It was way back in 1920 – on Thursday, February 5, that the first 52 Flight Cadets walked through the gates of the Royal Air Force Cadet College at Cranwell.
Today this important date in the college’s history was celebrated with a Founders’ Day parade and church service.
Visitors and service personnel watched from the steps of the impressive college hall as the Central Band of the RAF performed on the parade square.
In keeping with tradition, a Guard of Honour from the college attended the raising of the RAF Ensign.
College commandant Air Commodore Chris Luck took the salute as the ensign was raised accompanied by Cranwellian Association vice-president, Lord Beaverbrook.
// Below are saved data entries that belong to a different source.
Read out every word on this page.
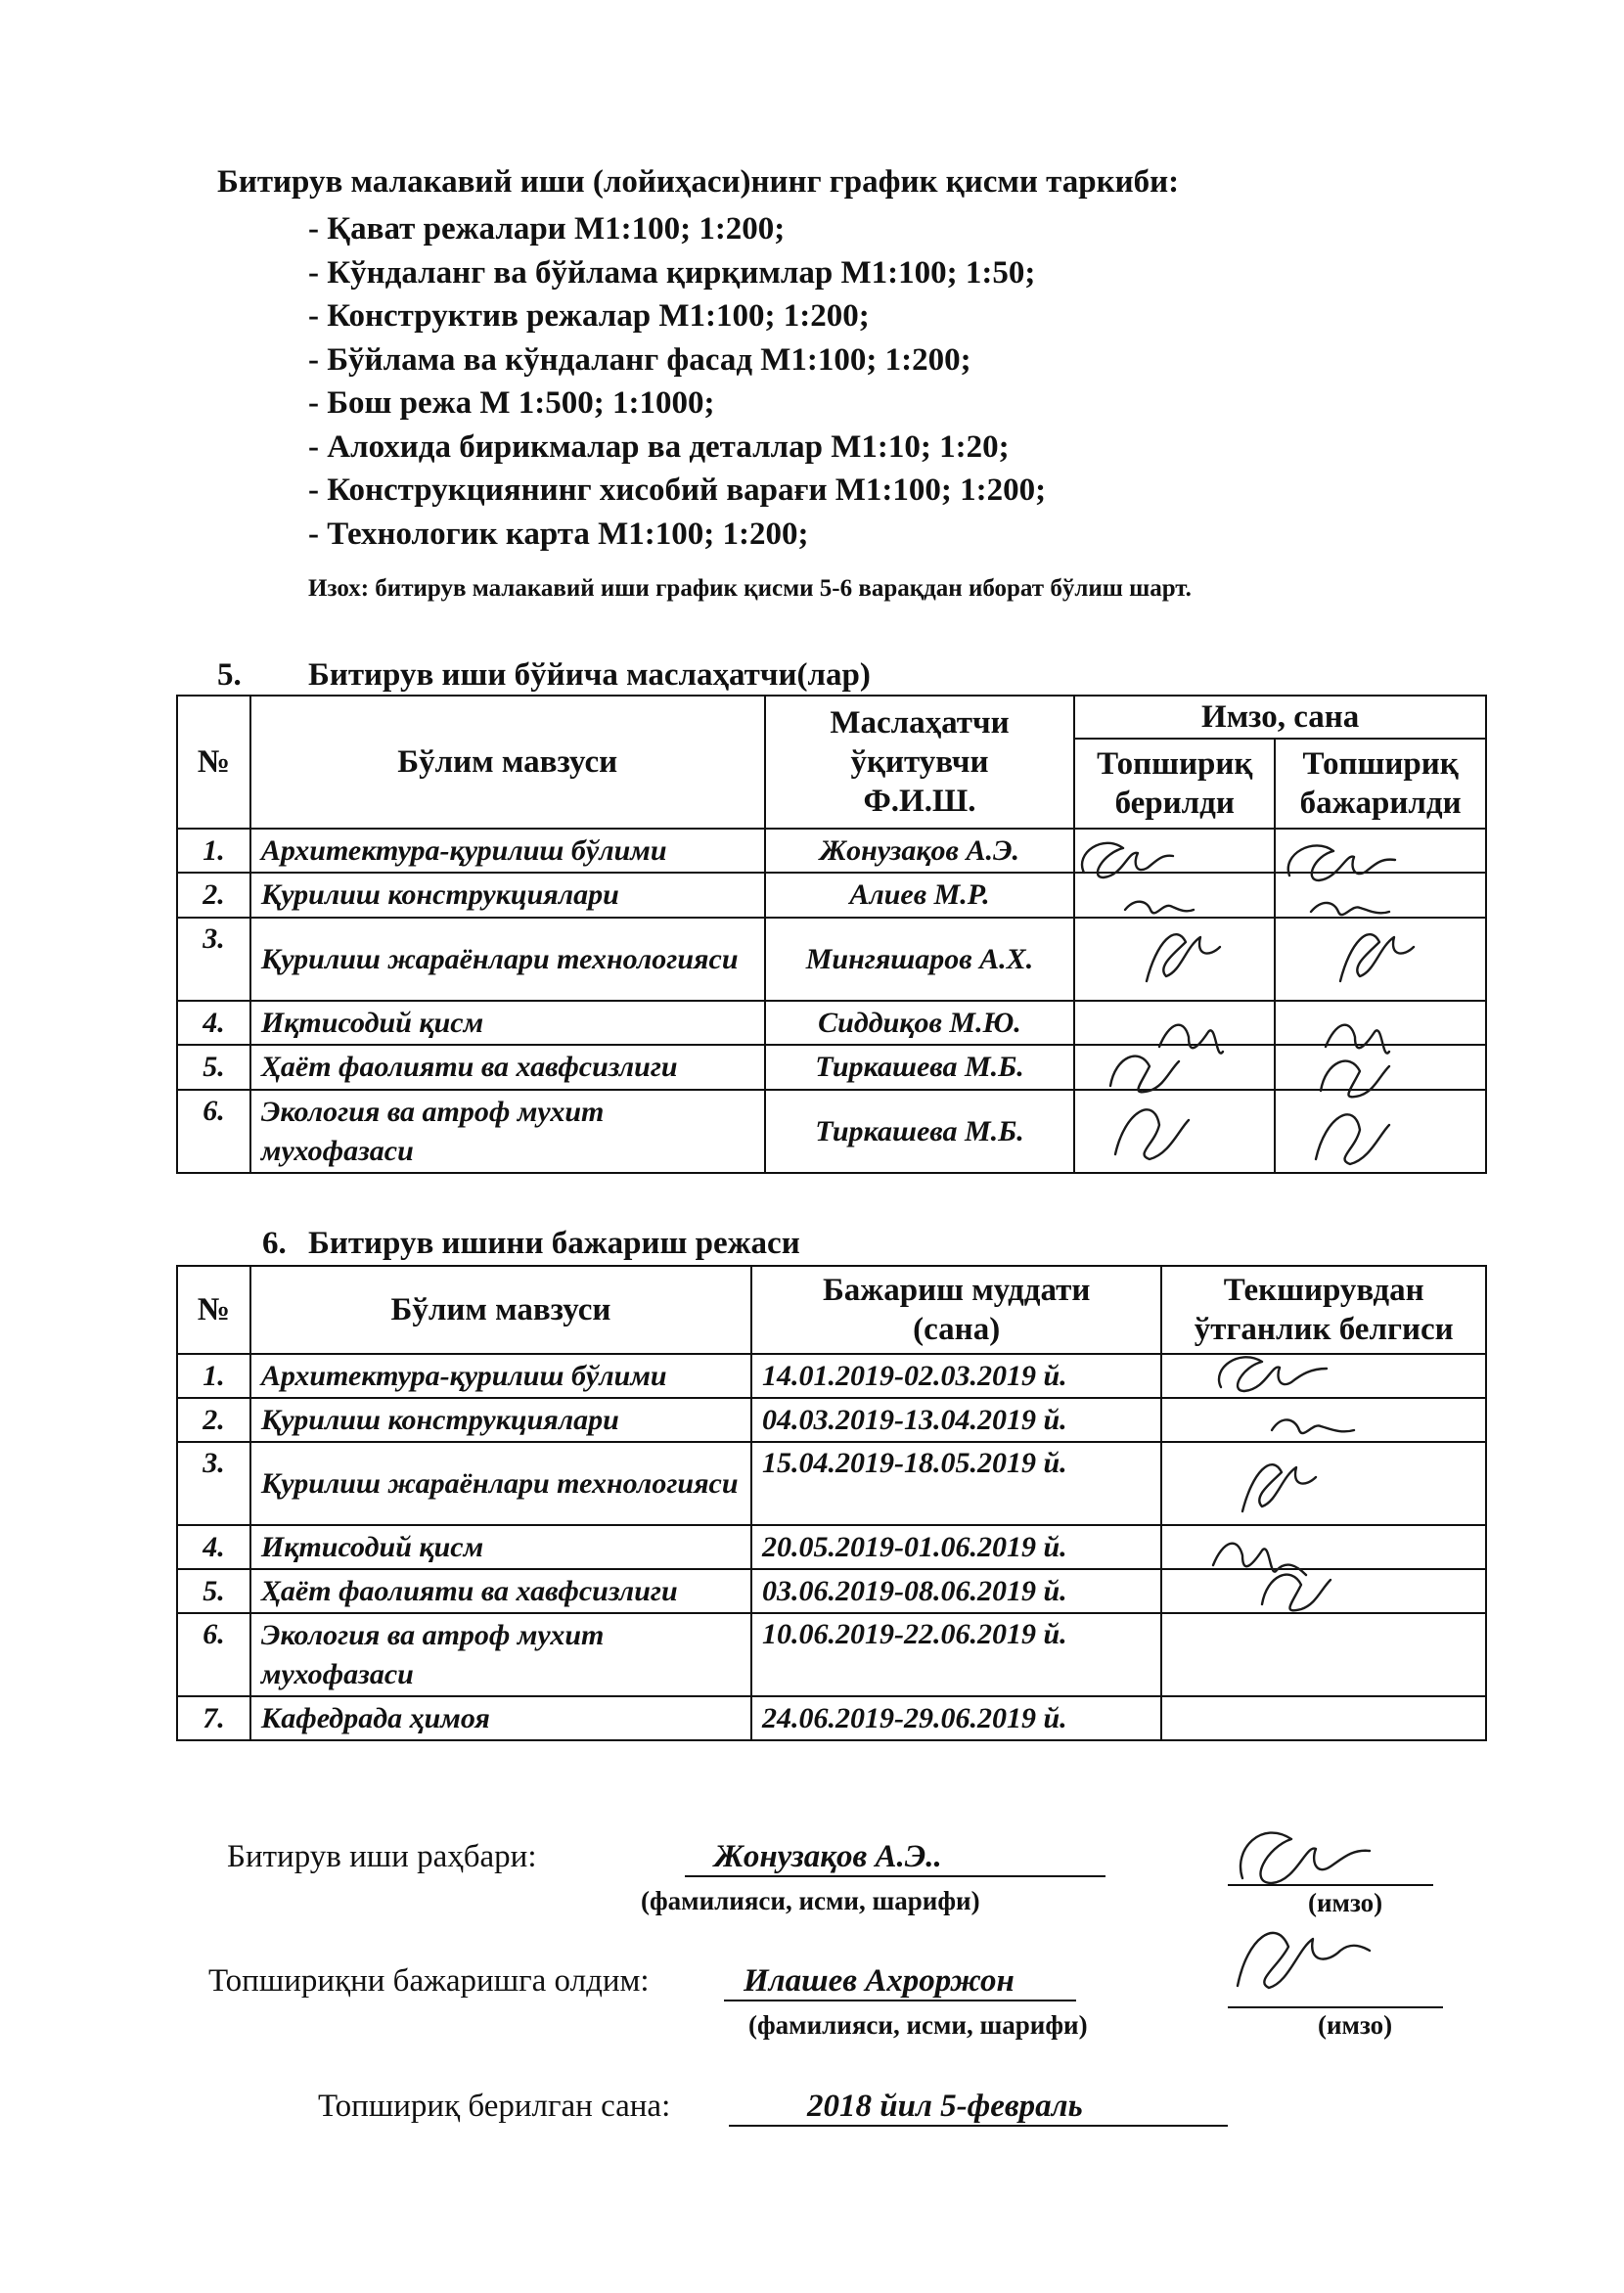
Битирув малакавий иши (лойиҳаси)нинг график қисми таркиби:
- Қават режалари М1:100; 1:200;
- Кўндаланг ва бўйлама қирқимлар М1:100; 1:50;
- Конструктив режалар М1:100; 1:200;
- Бўйлама ва кўндаланг фасад М1:100; 1:200;
- Бош режа М 1:500; 1:1000;
- Алохида бирикмалар ва деталлар М1:10; 1:20;
- Конструкциянинг хисобий варағи М1:100; 1:200;
- Технологик карта М1:100; 1:200;
Изох: битирув малакавий иши график қисми 5-6 варақдан иборат бўлиш шарт.
5. Битирув иши бўйича маслаҳатчи(лар)
№	Бўлим мавзуси	Маслаҳатчи ўқитувчи Ф.И.Ш.	Имзо, сана	
			Топшириқ берилди	Топшириқ бажарилди
1.	Архитектура-қурилиш бўлими	Жонузақов А.Э.		
2.	Қурилиш конструкциялари	Алиев М.Р.		
3.	Қурилиш жараёнлари технологияси	Мингяшаров А.Х.		
4.	Иқтисодий қисм	Сиддиқов М.Ю.		
5.	Ҳаёт фаолияти ва хавфсизлиги	Тиркашева М.Б.		
6.	Экология ва атроф мухит мухофазаси	Тиркашева М.Б.		
6. Битирув ишини бажариш режаси
№	Бўлим мавзуси	Бажариш муддати (сана)	Текширувдан ўтганлик белгиси
1.	Архитектура-қурилиш бўлими	14.01.2019-02.03.2019 й.	
2.	Қурилиш конструкциялари	04.03.2019-13.04.2019 й.	
3.	Қурилиш жараёнлари технологияси	15.04.2019-18.05.2019 й.	
4.	Иқтисодий қисм	20.05.2019-01.06.2019 й.	
5.	Ҳаёт фаолияти ва хавфсизлиги	03.06.2019-08.06.2019 й.	
6.	Экология ва атроф мухит мухофазаси	10.06.2019-22.06.2019 й.	
7.	Кафедрада ҳимоя	24.06.2019-29.06.2019 й.	
Битирув иши раҳбари:	Жонузақов А.Э..
(фамилияси, исми, шарифи)	(имзо)
Топшириқни бажаришга олдим:	Илашев Ахрoржон
(фамилияси, исми, шарифи)	(имзо)
Топшириқ берилган сана:	2018 йил 5-феврaль
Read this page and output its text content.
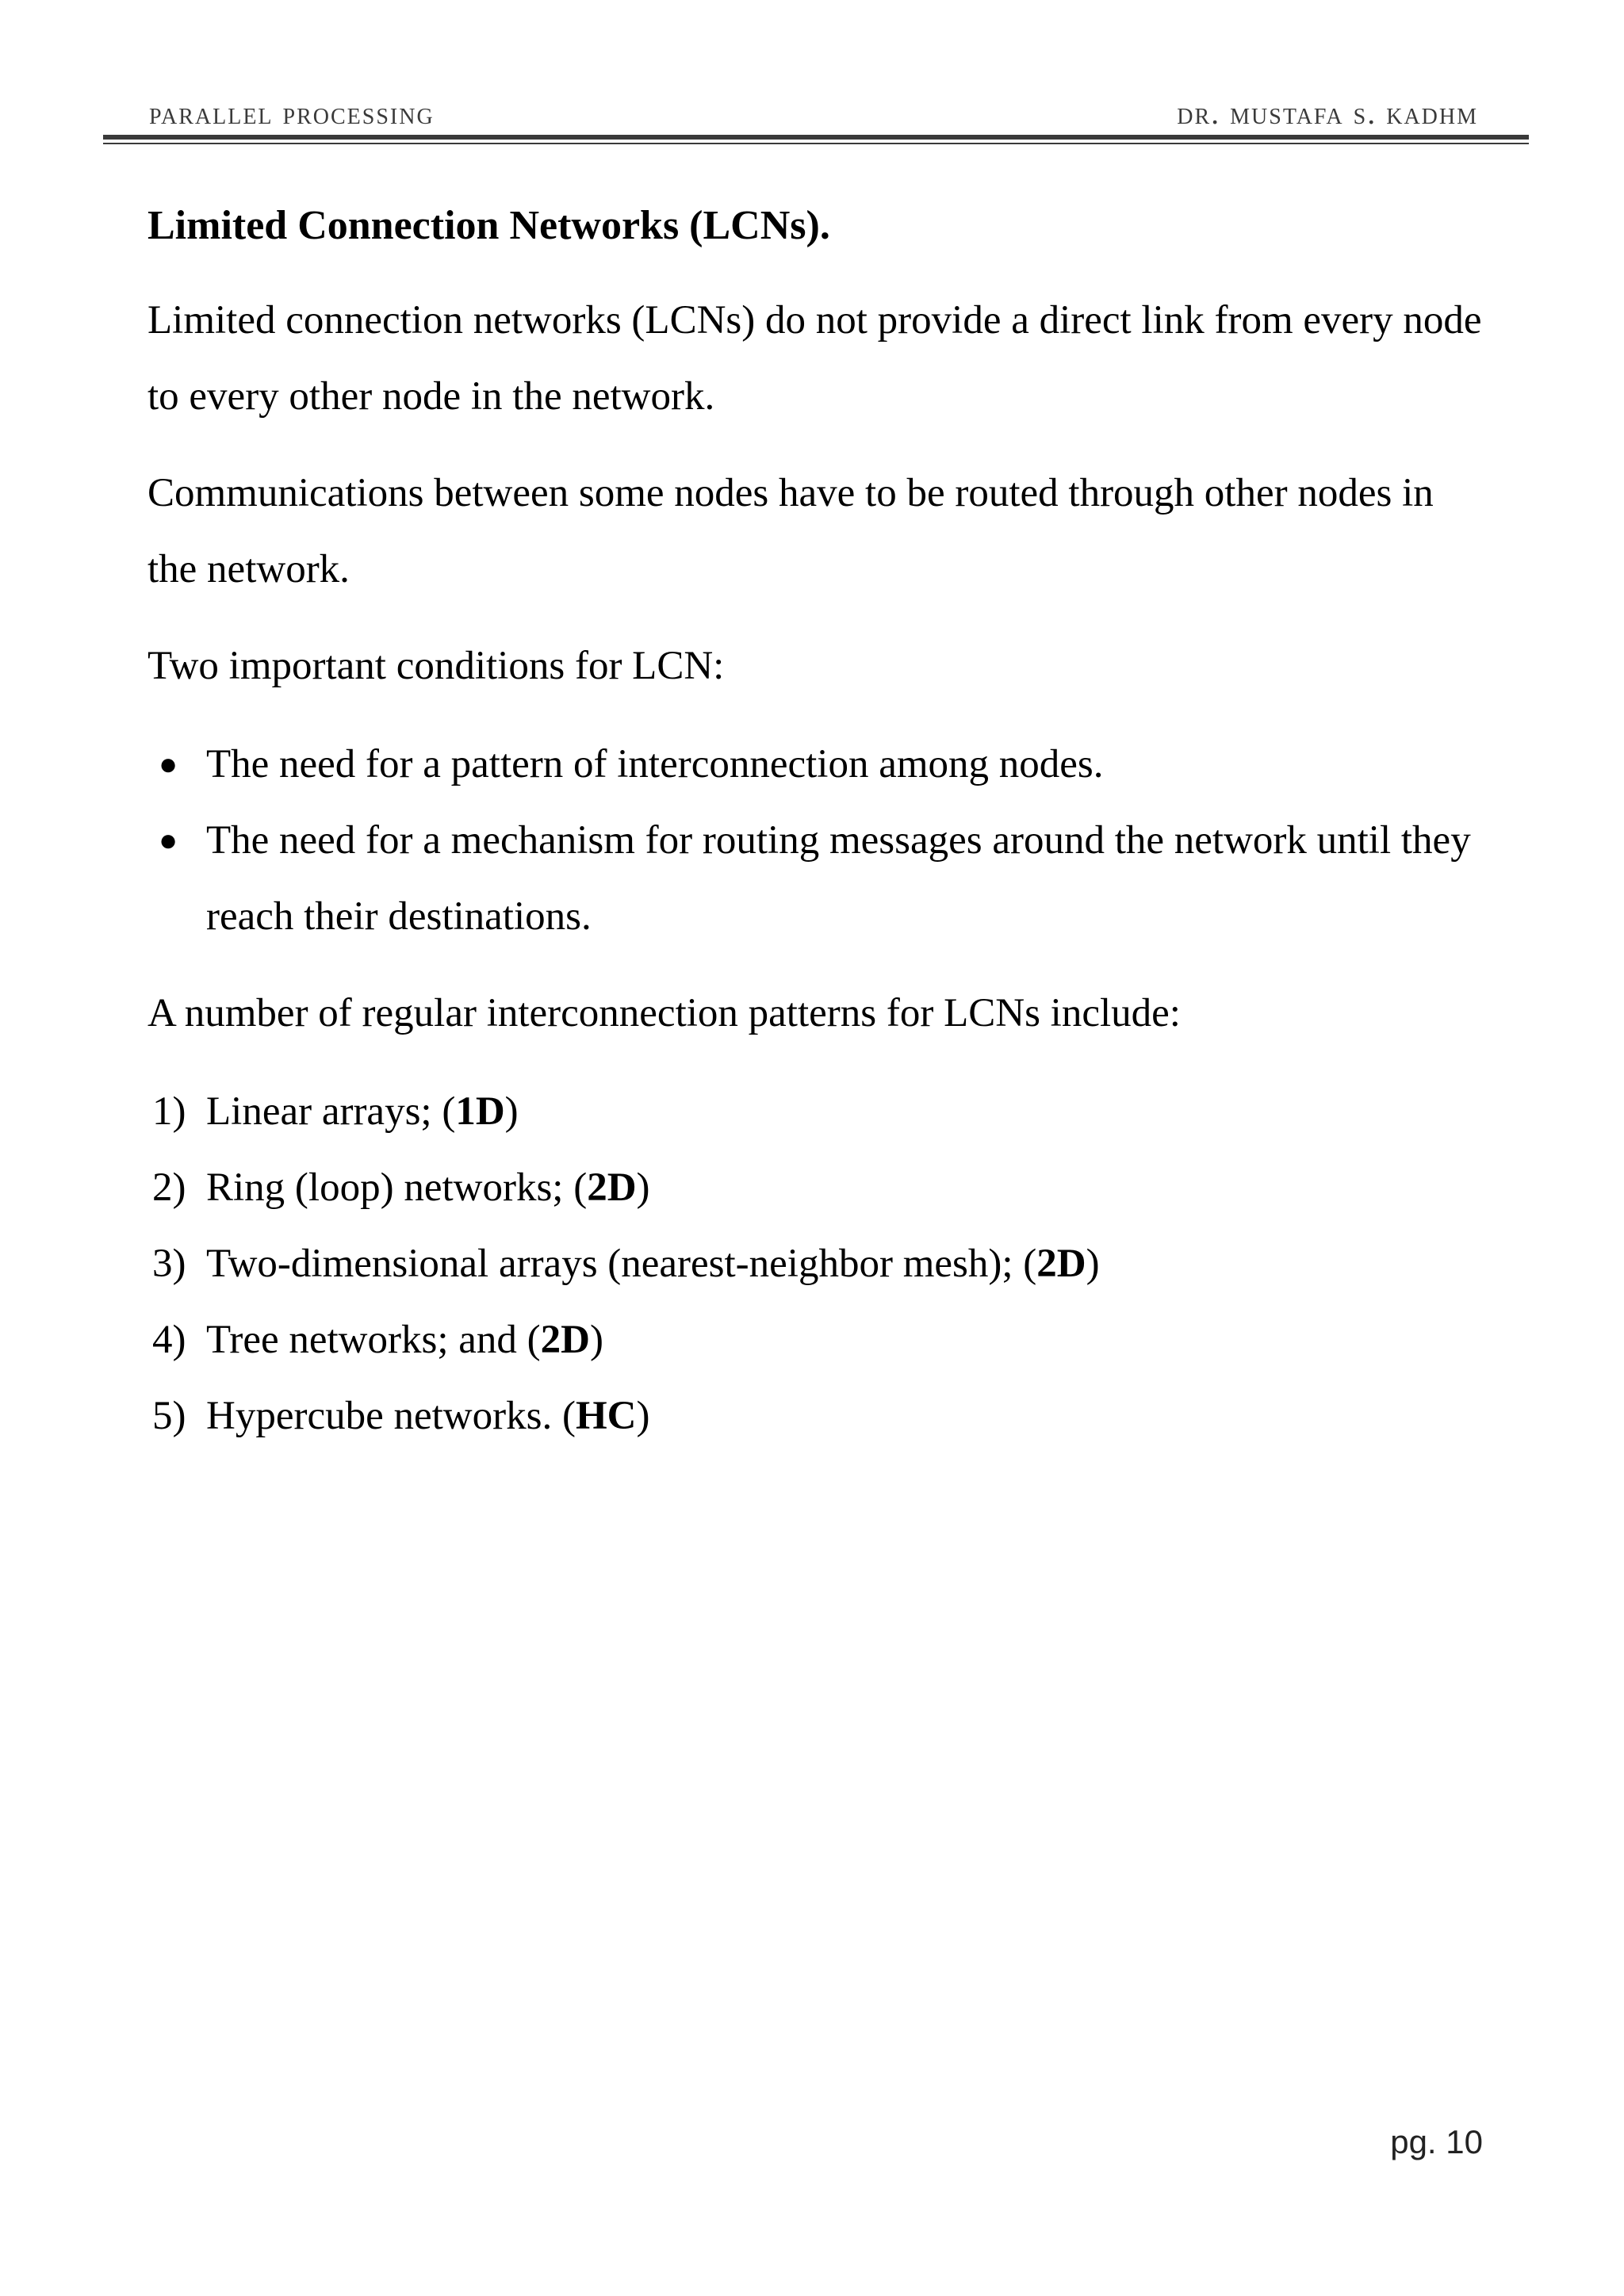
parallel processing	dr. mustafa s. kadhm
Limited Connection Networks (LCNs).

Limited connection networks (LCNs) do not provide a direct link from every node to every other node in the network.

Communications between some nodes have to be routed through other nodes in the network.

Two important conditions for LCN:

● The need for a pattern of interconnection among nodes.
● The need for a mechanism for routing messages around the network until they reach their destinations.

A number of regular interconnection patterns for LCNs include:

1) Linear arrays; (1D)
2) Ring (loop) networks; (2D)
3) Two-dimensional arrays (nearest-neighbor mesh); (2D)
4) Tree networks; and (2D)
5) Hypercube networks. (HC)
pg. 10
The celebration moved to the college chapel of St Michael and All Angels.
The Queen’s Colour for the RAF college was marched into the chapel where the college chaplain conducted a service celebrating this pivotal event.
Wing Cdr Richard Willis said: “It is a great privilege to work in an environment so steeped in history.
“Cranwell was the first air academy in the world and it continues to have an important role in training not just RAF officers but also many officers from overseas air forces.
“Today we commemorate all those who graduated from Cranwell in the 96 years since the college’s foundation.”
For 96 years the college has been the home to training air-minded officer cadets for our nation and in its centenary year as a Station, RAF Cranwell continues to lead the way.
Flying Officer Thomas Nation said: “I have just completed initial officer training which was both mentally and physically challenging, but also rewarding and enjoyable.”
He added: “The college environment definitely instils the RAF ethos and it’s hard not to feel a sense of pride knowing you’re now part of an organisation with such a great heritage.”